Cruinniú Lughnasa

Rekindling Ancient Ways for Decolonial Futures

A five-day gathering grounded in ancestral knowledge, cultural repair, and the living, mythic land of northwest Donegal. This is not just a festival, but an invitation to remember, repair, and reclaim.

Bringing together heritage knowledge tenders, language activists, song weavers, storytellers, and local community, we will explore how traditional Gaelic lifeways can nourish pathways of decolonisation, rewilding, and cultural and ecological regeneration.

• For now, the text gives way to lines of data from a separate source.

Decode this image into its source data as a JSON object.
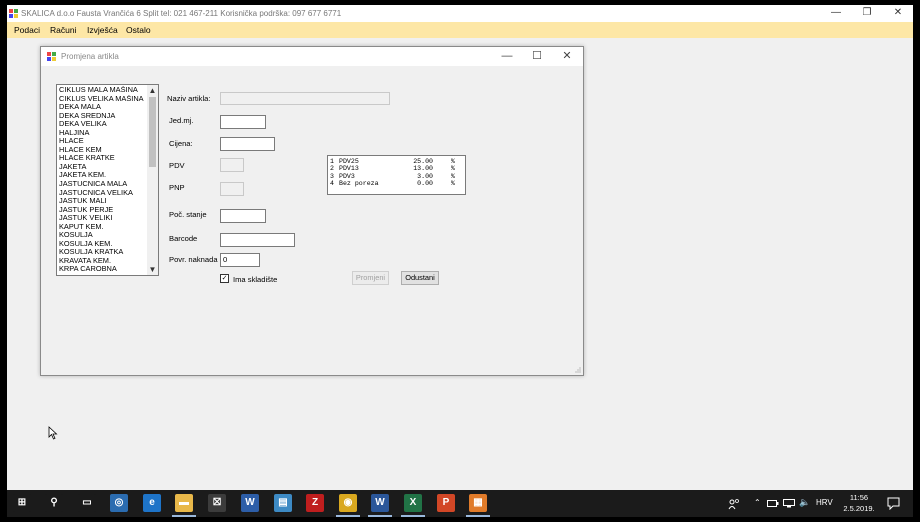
{
  "app": {
    "title": "SKALICA d.o.o Fausta Vrančića 6 Split  tel: 021 467-211  Korisnička podrška: 097 677 6771",
    "window_controls": {
      "minimize": "—",
      "maximize": "❐",
      "close": "✕"
    }
  },
  "menu": {
    "items": [
      {
        "label": "Podaci"
      },
      {
        "label": "Računi"
      },
      {
        "label": "Izvješća"
      },
      {
        "label": "Ostalo"
      }
    ]
  },
  "dialog": {
    "title": "Promjena artikla",
    "controls": {
      "minimize": "—",
      "maximize": "☐",
      "close": "✕"
    },
    "articles": [
      "CIKLUS MALA MAŠINA",
      "CIKLUS VELIKA MAŠINA",
      "DEKA MALA",
      "DEKA SREDNJA",
      "DEKA VELIKA",
      "HALJINA",
      "HLACE",
      "HLACE KEM",
      "HLACE KRATKE",
      "JAKETA",
      "JAKETA KEM.",
      "JASTUCNICA MALA",
      "JASTUCNICA VELIKA",
      "JASTUK MALI",
      "JASTUK PERJE",
      "JASTUK VELIKI",
      "KAPUT KEM.",
      "KOSULJA",
      "KOSULJA KEM.",
      "KOSULJA KRATKA",
      "KRAVATA KEM.",
      "KRPA CAROBNA"
    ],
    "scroll": {
      "up": "▲",
      "down": "▼"
    },
    "form": {
      "naziv_label": "Naziv artikla:",
      "naziv_value": "",
      "jedmj_label": "Jed.mj.",
      "jedmj_value": "",
      "cijena_label": "Cijena:",
      "cijena_value": "",
      "pdv_label": "PDV",
      "pdv_value": "",
      "pnp_label": "PNP",
      "pnp_value": "",
      "poc_label": "Poč. stanje",
      "poc_value": "",
      "barcode_label": "Barcode",
      "barcode_value": "",
      "povr_label": "Povr. naknada",
      "povr_value": "0",
      "skladiste_label": "Ima skladište",
      "skladiste_checked": true,
      "check_mark": "✓"
    },
    "vat_rates": [
      {
        "id": "1",
        "name": "PDV25",
        "rate": "25.00",
        "unit": "%"
      },
      {
        "id": "2",
        "name": "PDV13",
        "rate": "13.00",
        "unit": "%"
      },
      {
        "id": "3",
        "name": "PDV3",
        "rate": "3.00",
        "unit": "%"
      },
      {
        "id": "4",
        "name": "Bez poreza",
        "rate": "0.00",
        "unit": "%"
      }
    ],
    "buttons": {
      "save": "Promjeni",
      "cancel": "Odustani"
    }
  },
  "taskbar": {
    "apps": [
      {
        "name": "start-icon",
        "color": "#1b1b1b"
      },
      {
        "name": "search-icon",
        "color": "#1b1b1b"
      },
      {
        "name": "task-view-icon",
        "color": "#1b1b1b"
      },
      {
        "name": "teamviewer-icon",
        "color": "#2b6cb0"
      },
      {
        "name": "edge-icon",
        "color": "#1e74c8"
      },
      {
        "name": "file-explorer-icon",
        "color": "#e8b84a"
      },
      {
        "name": "store-icon",
        "color": "#3c3c3c"
      },
      {
        "name": "wordpad-icon",
        "color": "#2d5ea8"
      },
      {
        "name": "notepad-icon",
        "color": "#3d8ac4"
      },
      {
        "name": "filezilla-icon",
        "color": "#bf1e1e"
      },
      {
        "name": "chrome-icon",
        "color": "#d9a81f"
      },
      {
        "name": "word-icon",
        "color": "#2b579a"
      },
      {
        "name": "excel-icon",
        "color": "#217346"
      },
      {
        "name": "powerpoint-icon",
        "color": "#d24726"
      },
      {
        "name": "app-running-icon",
        "color": "#e07b2a"
      }
    ],
    "tray": {
      "language": "HRV",
      "time": "11:56",
      "date": "2.5.2019."
    }
  }
}
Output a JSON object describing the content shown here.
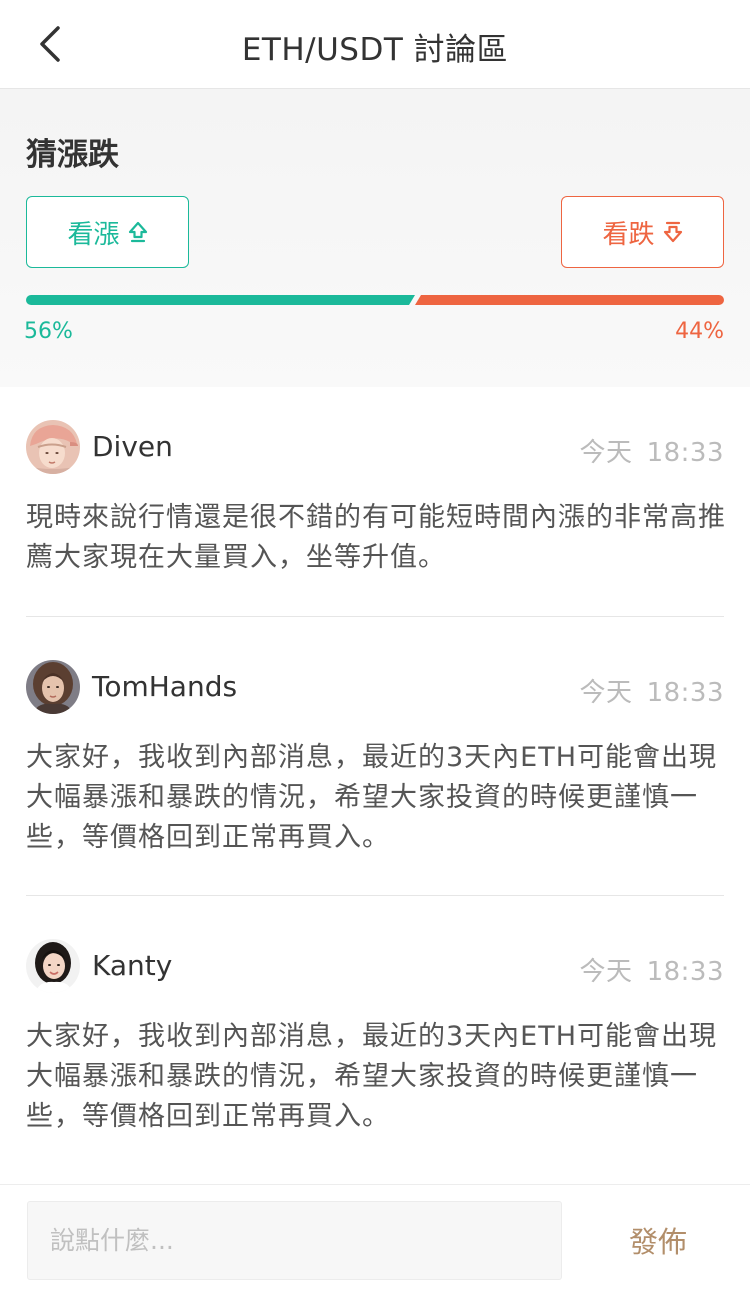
{
  "header": {
    "title": "ETH/USDT 討論區",
    "back_icon": "chevron-left-icon"
  },
  "guess": {
    "title": "猜漲跌",
    "bull_label": "看漲",
    "bull_icon": "arrow-up-icon",
    "bear_label": "看跌",
    "bear_icon": "arrow-down-icon",
    "bull_percent": "56%",
    "bear_percent": "44%",
    "bull_fraction": 0.56,
    "bear_fraction": 0.44,
    "colors": {
      "bull": "#1bb99a",
      "bear": "#ee6541"
    }
  },
  "comments": [
    {
      "user": "Diven",
      "day": "今天",
      "time": "18:33",
      "content": "現時來說行情還是很不錯的有可能短時間內漲的非常高推薦大家現在大量買入，坐等升值。"
    },
    {
      "user": "TomHands",
      "day": "今天",
      "time": "18:33",
      "content": "大家好，我收到內部消息，最近的3天內ETH可能會出現大幅暴漲和暴跌的情況，希望大家投資的時候更謹慎一些，等價格回到正常再買入。"
    },
    {
      "user": "Kanty",
      "day": "今天",
      "time": "18:33",
      "content": "大家好，我收到內部消息，最近的3天內ETH可能會出現大幅暴漲和暴跌的情況，希望大家投資的時候更謹慎一些，等價格回到正常再買入。"
    }
  ],
  "composer": {
    "placeholder": "說點什麼...",
    "value": "",
    "publish_label": "發佈",
    "publish_color": "#b28e6a"
  }
}
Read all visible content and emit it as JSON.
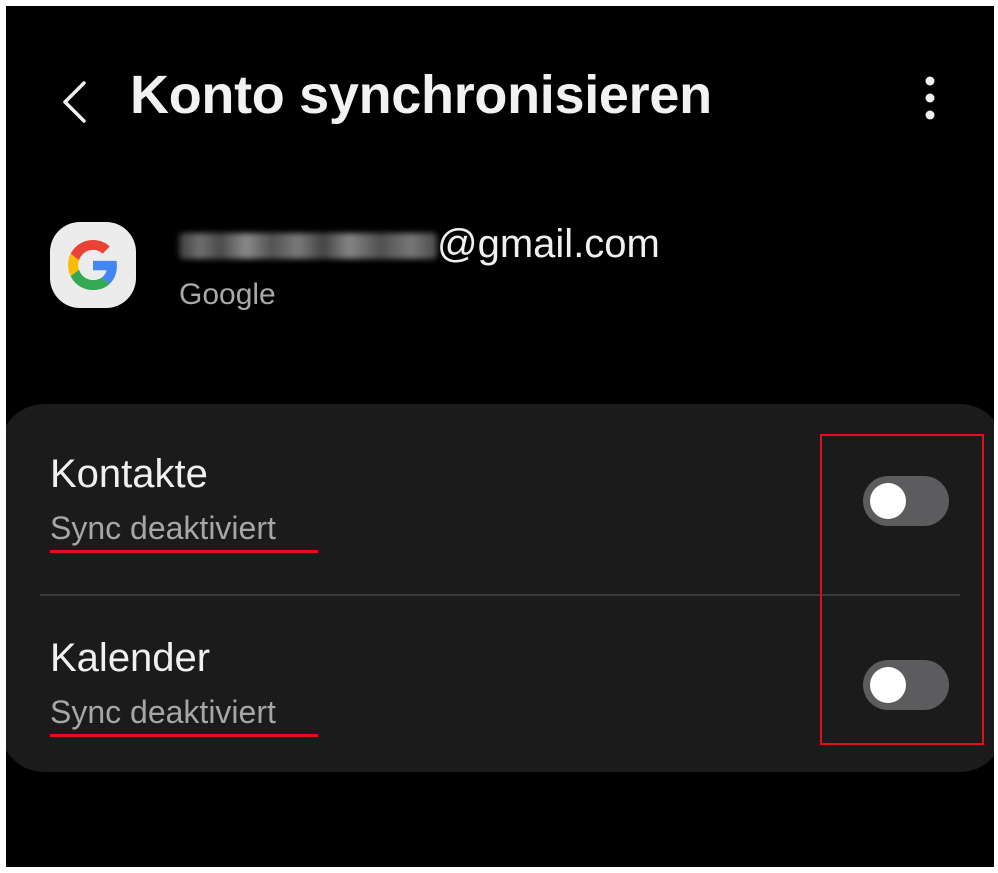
{
  "header": {
    "title": "Konto synchronisieren",
    "back_icon": "chevron-left-icon",
    "more_icon": "more-vertical-icon"
  },
  "account": {
    "icon": "google-logo-icon",
    "email_domain": "@gmail.com",
    "email_local_part_obscured": true,
    "type": "Google"
  },
  "sync_items": [
    {
      "label": "Kontakte",
      "status": "Sync deaktiviert",
      "enabled": false
    },
    {
      "label": "Kalender",
      "status": "Sync deaktiviert",
      "enabled": false
    }
  ],
  "colors": {
    "background": "#000000",
    "card": "#1b1b1c",
    "toggle_off_track": "#5c5c5e",
    "annotation_red": "#e0101a",
    "text_primary": "#f0f0f0",
    "text_secondary": "#a6a6a6"
  },
  "annotations": {
    "toggle_highlight_box": true,
    "status_underlines": true
  }
}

Rooted on 43 upland acres stewarded by a seventh-generation farmer using regenerative agriculture practices, this gathering offers a space to unlearn separation, re-weave our relationship with land and culture, and dream into being new/old ways of living in right relation with the Earth.

Workshops & Offerings

Each day will offer a mix of structured and open sessions. Some workshops are drop-in; others will require sign-up. Participants are also encouraged to host offerings... a story, a skill-share, a circle, a song.

Confirmed offerings include:

🪨 Tigh n’Alluis (sweat house) construction – Louise Price (Tyrconnell Stone Festival)

🔥 Teine Èiginn: Collectively exploring and reviving the old traditions of fire – Aoife Ní Lodain

🐇 Rabbit skin tanning – Jane Robertson (Oak and Smoke Tannery)

🌿 Natural dyes, inks, pigments and paints – Malú Colorín

🐎 Working Ponies; workshops & demonstrations – Shane

🦴 Bone craft – Peter Michael Bauer

🧺 Basket weaving – Lauren Ó Droma

🌰 Eel skin tanning – Lugh Ní hAodhagáin

🌱 Regenerative agriculture, decolonisation, land back, rewilding discussions

📖 Scéalaíocht & Gaeilge – Aodh Mac Gairbhea

🌸 Reclaiming menarche rites of passage, experiential animism, distillation & plant journeying – Sky-Maria Buitenhaus

🗣️ Amhránaíocht le Mairéad Ní Mhaonaigh

🌼 Luibeanna Leighis – Margaret Chítí Ní Bhaoill

🪵 Pedal-powered lathe – Dee Synnott

🦌 Slí na Fiadh – Lugh Ní hAodhagáin & Ian Ó Droma

🧶 Working with Wool - Erin Fahey

This is an open learning space. Emergent knowledge, community-led offerings, and spontaneous co-creation are central to the spirit of this gathering.

This gathering is a call to deepen into ancestral memory and local knowledges in service of mutual healing and collective care. Through hands-on workshops, storytelling, ecological restoration, and communal learning, we will reawaken skills and values that colonisation, extraction, and modernity have sought to erase.

We honour Irish traditions not as relics, but as living practices of resistance, resilience, and relationship.